Konica Minolta a établi son propre système d’étalonnage, et le schéma de la procédure d’étalonnage ci-dessous servira d’exemple pour expliquer comment obtenir des performances régulières des appareils.

 

Le point initial de toute procédure d’étalonnage étant l’élément principal, Konica Minolta utilise une plaque blanche normalisée calibrée par le NPL (National Physical Laboratory, l’organisme de référencement au Royaume Uni) comme étalon primaire. Cette référence NPL sert ensuite à étalonner un Sulfate de Baryum pressé (BaSO4), représentatif d’une surface diffusante parfaite qui permet d’assurer des caractéristiques régulières en réflexion quelle que soit la géométrie des appareils.

Les valeurs d’étalonnage de cette surface BaSO4 sont déterminées par une mesure réalisée avec l’appareil de référence au sein de Konica Minolta – le CM-3700d – puis sont transférées à un étalon blanc secondaire possédant une très bonne stabilité à long terme.

Cet étalon blanc secondaire sert ensuite à calibrer un modèle particulier d’appareil de référence (par exemple, le CM-5). Cet appareil de référence maintenant calibré sur les données de référence est alors utilisé pour déterminer les valeurs d’étalonnage des plaques blanches de travail (étalons de travail). Pour assurer des performances fiables tout au long de cette procédure, l’étalonnage de cette plaque blanche de travail est réalisé annuellement.

L’étape finale consiste à déterminer les valeurs d’étalonnage de la plaque blanche qui sera utilisée au quotidien. Elles sont obtenues grâce à l’étalon blanc de travail et le modèle particulier d’appareil de référence.

Pour les spectrocolorimètres (tous les types de CM), un étalonnage complémentaire en longueurs d’onde à l’aide d’une source particulière, lampe au mercure par exemple, garantit un calage en longueur d’onde inégalé. Pour quelques appareils (comme le CM-3700d), des étalonnages supplémentaires avec des filtres holmium et didymium reliés au NIST (National Institute of Standards and Technology; US) sont réalisés.

Pour garantir le niveau de performance le plus élevé des spectrocolorimètres, le travail est réalisé en atmosphère contrôlée en température et humidité, et les modèles d’appareil servant de références sont contrôlés séparément. Le travail d’inspection et d’étalonnage est ainsi effectué au plus haut niveau.

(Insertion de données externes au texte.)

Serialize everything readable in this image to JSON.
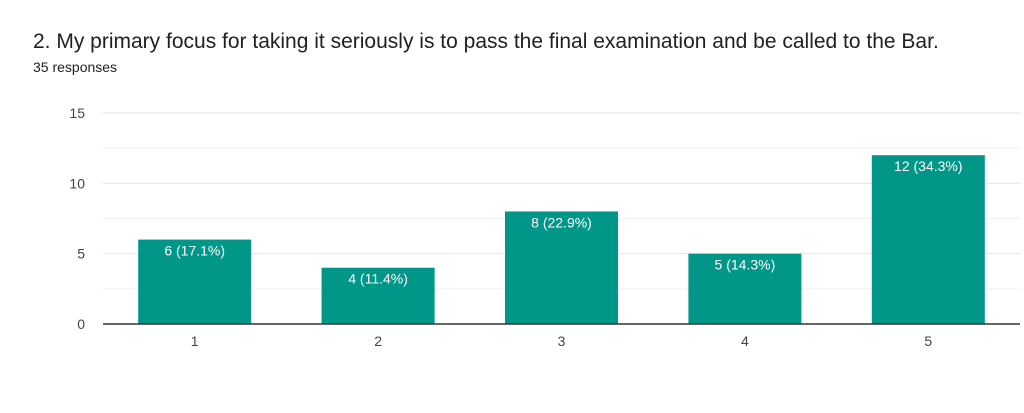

Des standards de qualité identiques sont utilisés dans tous nos ateliers de service après-vente, utilisant les mêmes modèles d’appareils de référence et mêmes étalons blancs secondaires. Il en résulte des accords inter-modèle et inter-instrument inégalés pour tous les appareils.

 

Positionnement des échantillons

L’ergonomie et la manière de présenter l’échantillon à mesurer affectent les performances globales. Il est important qu’il soit possible de positionner facilement et de façon reproductible les échantillons, sans apporter la moindre variation. En reprenant l’exemple des appareils de table et portables, il faut s’assurer que les deux solutions mesurent le matériau plus ou moins de la même manière.

Si cette procédure est très facilement réalisée pour des matériaux plans opaques, elle devient nettement plus difficile à mettre en place pour des matériaux inhomogènes ou même humides. Un instrument sophistiqué avec des accessoires fonctionnels peut aider à solutionner cette problématique.

Prenons un exemple, la mesure de granulés. L’appareil de table devra mesurer les granulés à travers le même type de verre que l’appareil portable, minimisant ainsi les erreurs de mesure. Sur la photo,  nous pouvons voir un CM-5, appareil de laboratoire dont l’ouverture de mesure est sur la face supérieure, et un CM-700d portable, retourné en position verticale chacun mesurant des granulés bleus avec le même type de cuvette en verre, le tout fixé et maintenu en position (centreur noir).

Unified sample presentation, benchtop and portable

 

Les deux principes de mesure garantissent une concordance des résultats entre deux modèles d'appareils différents car ceux-ci ne sont pas seulement étalonnés sur un même standard, mais aussi étudiés pour éliminer les erreurs causées par les présentations erronées afin d’en minimiser les différences.

Si vous avez besoin de communiquer la couleur ou comparer des valeurs, vous devez utiliser une technologie de calibrage/étalonnage  professionnelle, contrôler les conditions environnementales et la présentation des échantillons.